LEAF has intervened in many important decisions of the Supreme Court of Canada, particularly in cases involving challenges under section 15 of the Charter. In addition to its legal work, LEAF also organizes conferences and projects that enable lawyers interested in women`s rights to educate each other, educate the public, and find collective answers to legal issues related to women`s equality. LEAF was founded by Doris Anderson and other women. [2] Our work is only possible with the generous support of donors like you!
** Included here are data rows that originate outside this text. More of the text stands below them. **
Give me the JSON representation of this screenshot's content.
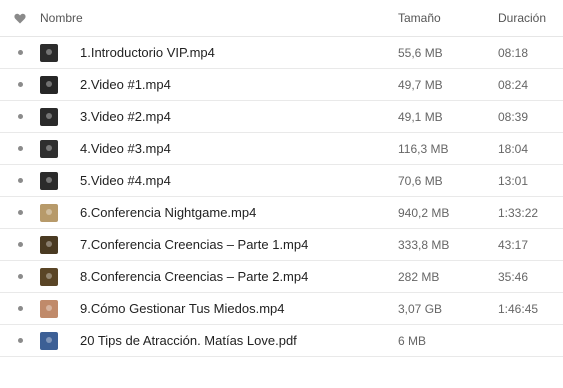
{
  "header": {
    "name_label": "Nombre",
    "size_label": "Tamaño",
    "duration_label": "Duración"
  },
  "files": [
    {
      "name": "1.Introductorio VIP.mp4",
      "size": "55,6 MB",
      "duration": "08:18",
      "thumb_color": "#2c2c2c"
    },
    {
      "name": "2.Video #1.mp4",
      "size": "49,7 MB",
      "duration": "08:24",
      "thumb_color": "#262626"
    },
    {
      "name": "3.Video #2.mp4",
      "size": "49,1 MB",
      "duration": "08:39",
      "thumb_color": "#2a2a2a"
    },
    {
      "name": "4.Video #3.mp4",
      "size": "116,3 MB",
      "duration": "18:04",
      "thumb_color": "#2f2f2f"
    },
    {
      "name": "5.Video #4.mp4",
      "size": "70,6 MB",
      "duration": "13:01",
      "thumb_color": "#2b2b2b"
    },
    {
      "name": "6.Conferencia Nightgame.mp4",
      "size": "940,2 MB",
      "duration": "1:33:22",
      "thumb_color": "#b79a6a"
    },
    {
      "name": "7.Conferencia Creencias – Parte 1.mp4",
      "size": "333,8 MB",
      "duration": "43:17",
      "thumb_color": "#4a3a22"
    },
    {
      "name": "8.Conferencia Creencias – Parte 2.mp4",
      "size": "282 MB",
      "duration": "35:46",
      "thumb_color": "#5a4526"
    },
    {
      "name": "9.Cómo Gestionar Tus Miedos.mp4",
      "size": "3,07 GB",
      "duration": "1:46:45",
      "thumb_color": "#c08a6a"
    },
    {
      "name": "20 Tips de Atracción. Matías Love.pdf",
      "size": "6 MB",
      "duration": "",
      "thumb_color": "#3c5f95"
    }
  ]
}
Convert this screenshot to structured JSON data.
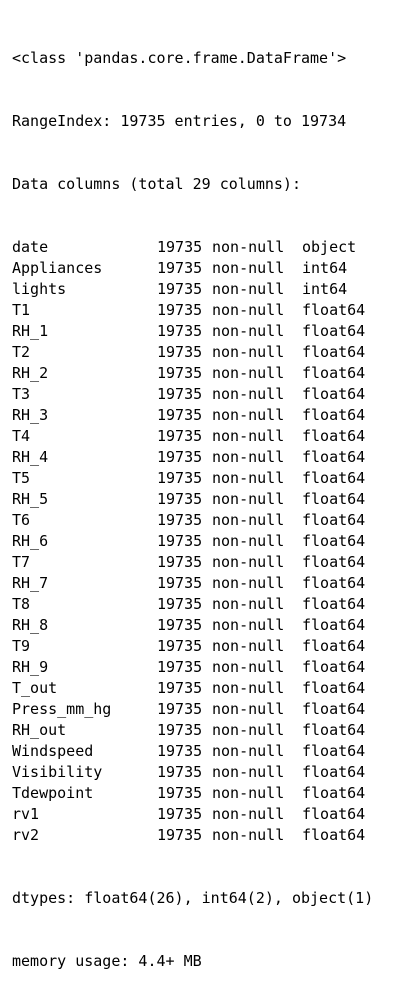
{
  "header": {
    "class_line": "<class 'pandas.core.frame.DataFrame'>",
    "range_index": "RangeIndex: 19735 entries, 0 to 19734",
    "columns_summary": "Data columns (total 29 columns):"
  },
  "columns": [
    {
      "name": "date",
      "count": "19735",
      "nullness": "non-null",
      "dtype": "object"
    },
    {
      "name": "Appliances",
      "count": "19735",
      "nullness": "non-null",
      "dtype": "int64"
    },
    {
      "name": "lights",
      "count": "19735",
      "nullness": "non-null",
      "dtype": "int64"
    },
    {
      "name": "T1",
      "count": "19735",
      "nullness": "non-null",
      "dtype": "float64"
    },
    {
      "name": "RH_1",
      "count": "19735",
      "nullness": "non-null",
      "dtype": "float64"
    },
    {
      "name": "T2",
      "count": "19735",
      "nullness": "non-null",
      "dtype": "float64"
    },
    {
      "name": "RH_2",
      "count": "19735",
      "nullness": "non-null",
      "dtype": "float64"
    },
    {
      "name": "T3",
      "count": "19735",
      "nullness": "non-null",
      "dtype": "float64"
    },
    {
      "name": "RH_3",
      "count": "19735",
      "nullness": "non-null",
      "dtype": "float64"
    },
    {
      "name": "T4",
      "count": "19735",
      "nullness": "non-null",
      "dtype": "float64"
    },
    {
      "name": "RH_4",
      "count": "19735",
      "nullness": "non-null",
      "dtype": "float64"
    },
    {
      "name": "T5",
      "count": "19735",
      "nullness": "non-null",
      "dtype": "float64"
    },
    {
      "name": "RH_5",
      "count": "19735",
      "nullness": "non-null",
      "dtype": "float64"
    },
    {
      "name": "T6",
      "count": "19735",
      "nullness": "non-null",
      "dtype": "float64"
    },
    {
      "name": "RH_6",
      "count": "19735",
      "nullness": "non-null",
      "dtype": "float64"
    },
    {
      "name": "T7",
      "count": "19735",
      "nullness": "non-null",
      "dtype": "float64"
    },
    {
      "name": "RH_7",
      "count": "19735",
      "nullness": "non-null",
      "dtype": "float64"
    },
    {
      "name": "T8",
      "count": "19735",
      "nullness": "non-null",
      "dtype": "float64"
    },
    {
      "name": "RH_8",
      "count": "19735",
      "nullness": "non-null",
      "dtype": "float64"
    },
    {
      "name": "T9",
      "count": "19735",
      "nullness": "non-null",
      "dtype": "float64"
    },
    {
      "name": "RH_9",
      "count": "19735",
      "nullness": "non-null",
      "dtype": "float64"
    },
    {
      "name": "T_out",
      "count": "19735",
      "nullness": "non-null",
      "dtype": "float64"
    },
    {
      "name": "Press_mm_hg",
      "count": "19735",
      "nullness": "non-null",
      "dtype": "float64"
    },
    {
      "name": "RH_out",
      "count": "19735",
      "nullness": "non-null",
      "dtype": "float64"
    },
    {
      "name": "Windspeed",
      "count": "19735",
      "nullness": "non-null",
      "dtype": "float64"
    },
    {
      "name": "Visibility",
      "count": "19735",
      "nullness": "non-null",
      "dtype": "float64"
    },
    {
      "name": "Tdewpoint",
      "count": "19735",
      "nullness": "non-null",
      "dtype": "float64"
    },
    {
      "name": "rv1",
      "count": "19735",
      "nullness": "non-null",
      "dtype": "float64"
    },
    {
      "name": "rv2",
      "count": "19735",
      "nullness": "non-null",
      "dtype": "float64"
    }
  ],
  "footer": {
    "dtypes": "dtypes: float64(26), int64(2), object(1)",
    "memory": "memory usage: 4.4+ MB"
  }
}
Since 1985, LEAF has intervened in more than 100 cases that have improved equality rights in Canada, including cases aimed at eliminating sex-based discrimination in the workplace, ensuring access to reproductive health care, providing better maternity benefits and spousal support. and prevent the use of myths and stereotypes in cases of sexual assault. WOMEN`S LEGAL EDUCATION AND ACTION FUND INC. / WOMEN`S LEGAL EDUCATION AND ACTION FUND INC. We build community power across the state by creating and sharing capacity-building tools, nurturing relationships, and following the leadership of Connecticut women and girls.

LEAF conducts processes and trainings to strengthen the substantive equality rights of women and girls, as guaranteed by the Charter of Rights and Freedoms. Substantive equality recognizes historical and social differences and challenges systemic and structural discrimination. Since 1985, LEAF has made significant progress for women in many important cases, promoting gender equality in legal areas such as reproductive justice and access, pay equity and discrimination in the workplace, housing, immigration, child and spousal support, and sexual assault and gender-based violence. LEAF has intervened in over 100 cases related to equality between women and girls and has appeared in over 60 different appeals before the Supreme Court of Canada. LEAF has intervened to provide expertise in almost every case before the Supreme Court of Canada, which has set a precedent for sexual offence law. Mary Eberts controversially portrayed Beth Symes, another founder of LEAF, in Symes v. Canada, [1993] 4 S.C.R. 695 [6], in which LEAF, although not on the list, made known its presence through the works cited by the High Court. [6] Although LEAF never officially represented Symes, its de facto intervention was not successful; Symes` attempt to claim its child care expense deductions as business expenses was rejected. Some of the cases in which the Women`s Legal Education and Action Fund has intervened have proved controversial. These include the acquittal of Bassam Al Rawi and the case of Nicole Patricia Ryan, also known as Nicole Doucet Ryan, who was arrested after attempting to hire an undercover Royal Canadian Mounted Police officer as a hitman to kill her husband.